Correct me if I am wrong (I know you will), but I always thought that not only is endogination a random event, it is also a "one-of" event. That is it happens once, and only descendants of that single individual who had the endogination event on the germ cell that turned into the gamete that turned into them have the ERV.

"They 'resurrected' a chimpanzee ERV env, because its only found in chimpanzees, not humans. By bringing this guy back to life, scientists were hoping to figure out why chimpanzees were infected, but humans werent."

And then the chimpanzees started hiding silverware and ammunition in preparation for their assault on humanity.

When you say that endogination is a random event, does that include an idea that RVs were rendered innocuous by some mutation

The transition from exogenous retrovirus to ERV is a random event. What happens to that particular code chunk in subsequent generations could also be called random. I don't really see how the latter might be somehow "included" in the former though.

By The original CW (not verified) on 05 Nov 2010 #permalink

Quick question: is it possible for the pseudoviruses you have described to recombine with lab contaminants such as MuLV's? If that happens, would be still be talking about single round infection?

CW-- The mutations were almost certainly selected for, as mutations that render the ERV non-functional provided a back-up for epigenetic control. The precise mutations are random (no reason why an independently inserted ERV in say, humans and chimps, would have the exact same mutation/deletion/frame-shift), other than common descent, not independent insertions.

daedalus2u-- Yup! We are all related. Really related :-/

Levi-- Packaging of the genome is key. Lets say this artificial Env 'stole' a contaminant MLVs structural proteins.
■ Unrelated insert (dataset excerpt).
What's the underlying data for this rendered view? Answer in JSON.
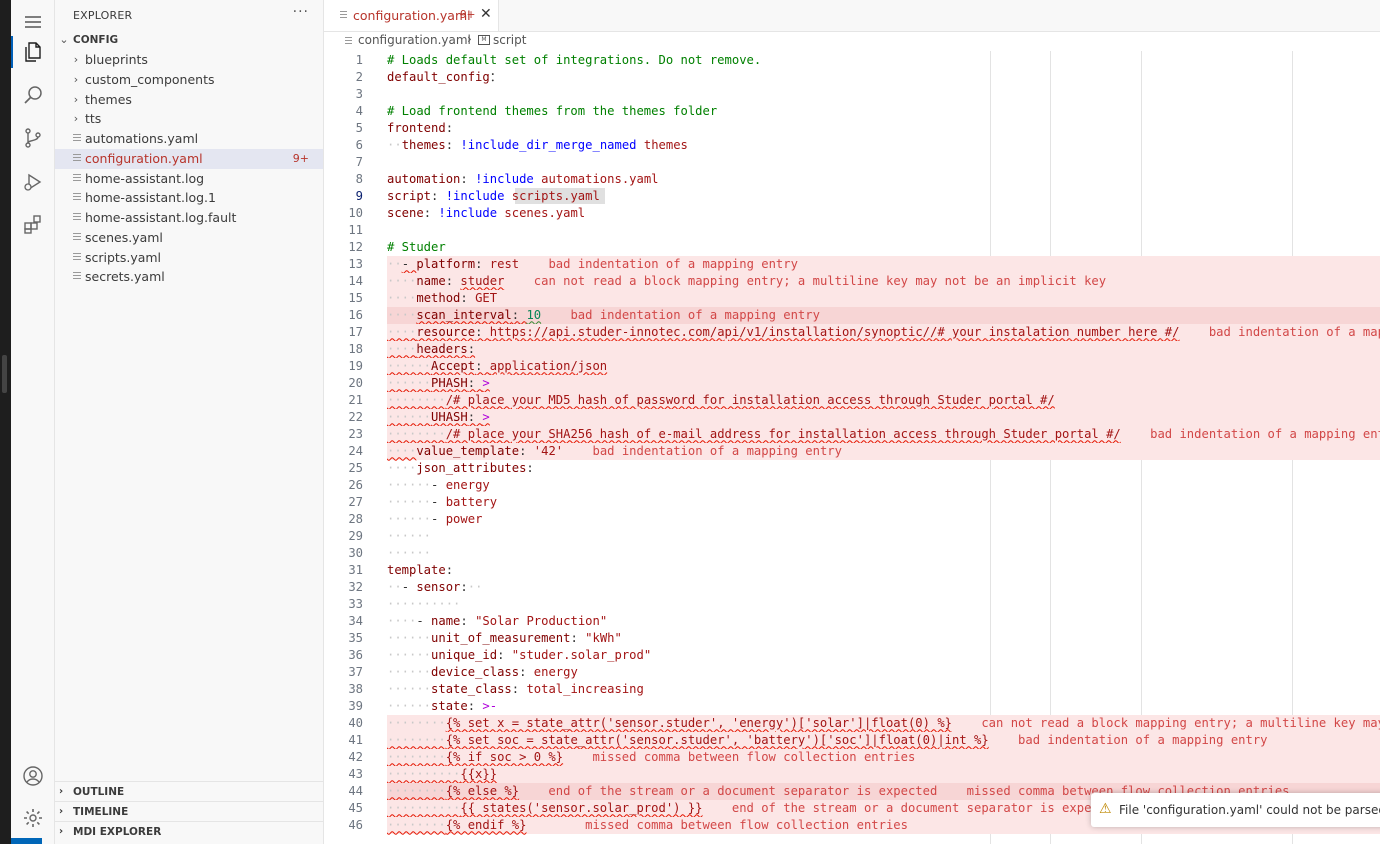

It would still package the MLVs genome, with the non-novel Env. Thus you would still just get MLV out in the end. I might make a post specifically on pseudoviruses with colors and stuff to really explain how cool and safe this is :)

Possibly an obvious question, but are there genes in any genome we've sequenced that originate from ERVs?

By Katharine (not verified) on 12 Nov 2010 #permalink

The example that immediately comes to mind is that some ERV LTRs act as promoters for placental genes. I am not aware of any exons that contain ERV fragment, though I am only a layperson.